WASHINGTON (Reuters) - Congress will not approve any free trade agreements before the November 4 presidential election but could vote on the pacts afterward if President George W. Bush calls lawmakers back for a “lame duck” session, a senior Democratic congressman said on Thursday.
“Definitely we can’t do anything before the election,” House of Representatives Ways and Means Committee Chairman Charles Rangel told reporters when asked whether Congress might vote this year on deals with Colombia, Panama and South Korea.
Many lawmakers are loathe to vote on trade deals just before facing voters at the polls, and the Colombian and the South Korean deals have issues that make them particularly controversial.
Democrats want Colombia to do more to reduce violence against trade unionists. They also want to renegotiate auto and other manufacturing provisions of the South Korean deal, which they say are too one-sided.
Business groups are holding out hope Congress will approve at least one of the agreements in a lame duck session after the election and before the new administration takes over in January, even though congressional leaders say they have no plans to hold one.
Rangel said he would meet with Bush and Colombian President Alvaro Uribe at the White House on Saturday.
Whether Congress returns and votes on any trade deal depends largely on whether Bush decides to “call us into a lame duck session,” Rangel said.
“That doesn’t mean we would have the votes” to approve the deals, he added.
Commerce Secretary Carlos Gutierrez, in a conference call with reporters, declined to say whether Bush would take that step. But he said it was urgent that Congress pass the Colombia agreement because the protection it enjoys against amendments by lawmakers that could unravel the pact expires at year end.

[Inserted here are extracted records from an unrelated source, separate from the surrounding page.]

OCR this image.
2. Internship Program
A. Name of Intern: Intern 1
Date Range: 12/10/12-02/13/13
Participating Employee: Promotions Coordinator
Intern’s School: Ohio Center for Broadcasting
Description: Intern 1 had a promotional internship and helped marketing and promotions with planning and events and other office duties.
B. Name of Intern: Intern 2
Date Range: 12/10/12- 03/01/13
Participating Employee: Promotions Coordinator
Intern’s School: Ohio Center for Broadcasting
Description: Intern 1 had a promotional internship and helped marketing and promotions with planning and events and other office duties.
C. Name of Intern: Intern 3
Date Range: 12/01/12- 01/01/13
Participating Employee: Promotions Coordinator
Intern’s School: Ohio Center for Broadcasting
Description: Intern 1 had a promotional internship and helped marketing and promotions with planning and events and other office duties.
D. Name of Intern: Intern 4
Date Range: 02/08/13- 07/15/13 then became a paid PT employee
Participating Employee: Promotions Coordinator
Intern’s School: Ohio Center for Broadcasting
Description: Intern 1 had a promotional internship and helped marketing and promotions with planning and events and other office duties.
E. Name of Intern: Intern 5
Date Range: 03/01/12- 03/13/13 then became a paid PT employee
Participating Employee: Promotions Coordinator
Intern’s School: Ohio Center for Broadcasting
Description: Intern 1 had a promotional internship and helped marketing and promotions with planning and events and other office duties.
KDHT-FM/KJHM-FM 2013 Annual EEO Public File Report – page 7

The expiration date applies because Bush has formally submitted the Colombia pact to Congress, whereas he has not taken that step with the Panama and South Korea deals.
It is one reason the White House insists that Congress vote on the Colombia pact first instead of the less controversial Panama deal, Gutierrez said.
Rep. Sander Levin, a Michigan Democrat who chairs the Ways and Means subcommittee on trade, told Reuters he saw no chance any of the agreements would be approved this year.
The countries should be “thinking of new ways and new ideas to meet the problems that we’ve raised ... rather than trying to push things through here, which won’t happen,” Levin said.
The White House believes it has the votes in Congress to win approval of the Colombia pact, Gutierrez said.